A new approach to detoxifying the amyloid-β (Aβ) peptide borrows from an unlikely source—the field of cancer drugs. In the May 7 PNAS online, Kevin Barnham, Roberto Cappai, and colleagues from the University of Melbourne, Australia, report on a new class of platinum-based inhibitors of Aβ aggregation and toxicity.
The inhibitors are designed to target the high-affinity metal binding site of Aβ, where the presence of copper or zinc can contribute to Aβ’s damaging effects. While questions will need to be addressed about the specificity and safety of these particular compounds, the results present a novel approach to interfering with Aβ via blocking the residues responsible for metal binding.
For some time, the Australian researchers have been interested in inhibiting the interaction between Aβ and metals as a therapeutic strategy. That work resulted in the clinical testing of the metal chelator clioquinol in AD patients. After promising early results (see ARF related live discussion and ARF related news story), clioquinol was discontinued, but the second-generation drug PBT2 is still in the running (see ARF related drug story).
In the new work, Barnham and coworkers take a different tack. Rather than trying to tie up the metal, they target Aβ itself with the goal of blocking its metal-binding site with platinum. To do that, the investigators replaced two small amine groups that complex the platinum in the widely used cancer drug cisplatin with a polyaromatic phenanthroline structure. This scaffold is related to other Aβ binders including PIB, Congo red and thioflavin T, and contacts aromatic residues in the N-terminal region of Aβ42 near the metal-coordinating histidine side chains.
Structural studies using three versions of phenanthroline-platinum complex indicate that the new compounds bind to Aβ in vitro and alter its structure. Mass spectrometry and NMR pointed to platinum coordinating with the metal-binding histidine residues 6, 13, and 14. Circular dichroism measures suggested that the compounds prevented Aβ from adopting a β-sheet structure in the presence of copper.
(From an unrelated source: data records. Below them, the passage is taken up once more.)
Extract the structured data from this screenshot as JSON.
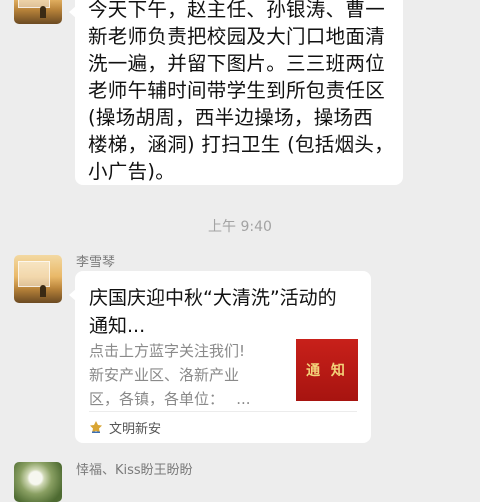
{
  "messages": [
    {
      "text": "今天下午，赵主任、孙银涛、曹一\n新老师负责把校园及大门口地面清\n洗一遍，并留下图片。三三班两位\n老师午辅时间带学生到所包责任区\n(操场胡周，西半边操场，操场西\n楼梯，涵洞) 打扫卫生 (包括烟头，\n小广告)。"
    }
  ],
  "timestamp": "上午 9:40",
  "link_message": {
    "sender": "李雪琴",
    "card": {
      "title": "庆国庆迎中秋“大清洗”活动的\n通知...",
      "description": "点击上方蓝字关注我们!\n新安产业区、洛新产业\n区，各镇，各单位：　 ...",
      "thumbnail_text": "通 知",
      "source": "文明新安"
    }
  },
  "next_message": {
    "sender": "悻福、Kiss盼王盼盼"
  }
}
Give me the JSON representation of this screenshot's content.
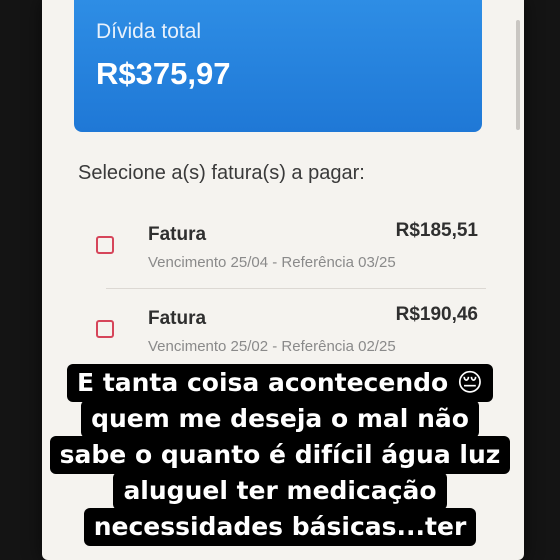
{
  "debt": {
    "label": "Dívida total",
    "amount": "R$375,97"
  },
  "invoices": {
    "heading": "Selecione a(s) fatura(s) a pagar:",
    "items": [
      {
        "title": "Fatura",
        "amount": "R$185,51",
        "details": "Vencimento 25/04 - Referência 03/25",
        "checked": false
      },
      {
        "title": "Fatura",
        "amount": "R$190,46",
        "details": "Vencimento 25/02 - Referência 02/25",
        "checked": false
      }
    ]
  },
  "caption": {
    "lines": [
      "E tanta coisa acontecendo 😔",
      "quem me deseja o mal não",
      "sabe o quanto é difícil água luz",
      "aluguel ter medicação",
      "necessidades básicas...ter"
    ]
  },
  "colors": {
    "card": "#1f78d6",
    "checkbox_border": "#d6455a",
    "caption_bg": "#000000"
  }
}
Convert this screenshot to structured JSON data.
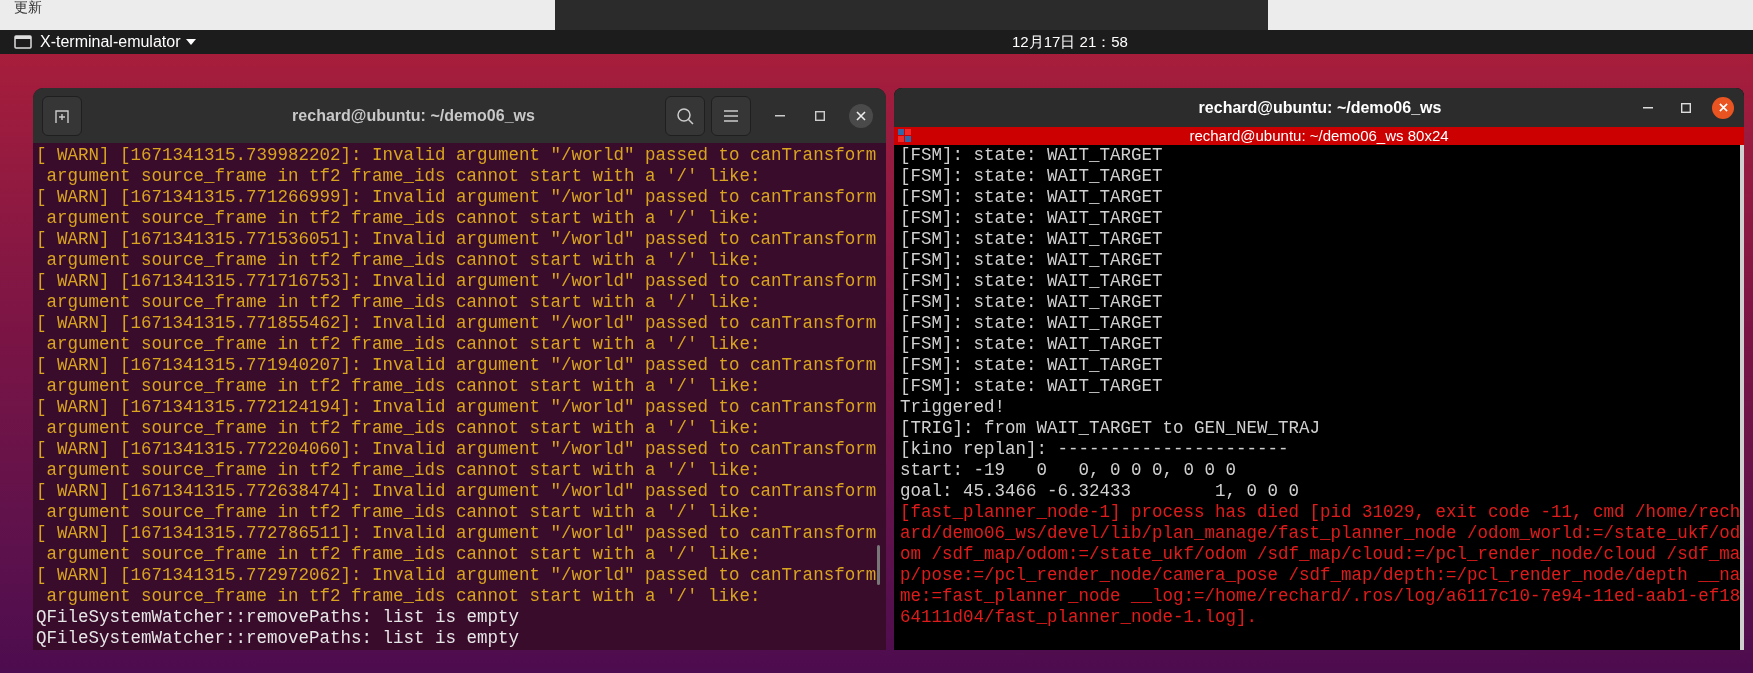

The compounds affected Aβ toxicity as well. First, the platinum complexes inhibited two in-vitro correlates of Aβ toxicity, the time-dependent aggregation of Aβ42 and copper-mediated H2O2 production. The compounds were as potent at blocking peroxide production as clioquinol. Next, the researchers showed that the compounds prevented Aβ toxicity in mouse primary neuronal cultures, and one of the compounds was also shown to reverse the synaptic effects of Aβ on long-term potentiation in mouse hippocampal slices.
“The results from this work have given us the confidence that if we can design compounds that can get to the target in vivo, then we can reasonably expect that they are capable of inhibiting the deleterious effects of Aβ,” Barnham wrote to ARF in an e-mail. However, he continued, “The compounds described in the paper are unlikely to have the necessary properties to achieve this, so we have undertaken a chemistry program to design molecules capable of being orally administered and inhibiting Aβ in vivo. This work is ongoing and we have been able to synthesize Pt-based novel chemical entities and have begun studies in transgenic animals. Our initial studies have given us cause for optimism as we have seen changes in Alzheimer disease-related biomarkers such as Aβ oligomers and tau phosphorylation.”
The new compounds, Barnham wrote, have been patented and assigned to Prana Biotechnology Ltd. of Parkville, Victoria, Australia, the company that tested clioquinol and is developing PBT2. Barnham, Cappai, and their coauthors Ashley Bush, Colin Masters, and Robert Cherny are all disclosed on the PNAS paper as consultants to Prana.—Pat McCaffrey
- Barnham KJ, Kenche VB, Ciccotosto GD, Smith DP, Tew DJ, Liu X, Perez K, Cranston GA, Johanssen TJ, Volitakis I, Bush AI, Masters CL, White AR, Smith JP, Cherny RA, Cappai R. Platinum-based inhibitors of amyloid-beta as therapeutic agents for Alzheimer's disease. Proc Natl Acad Sci U S A. 2008 May 13;105(19):6813-8. PubMed.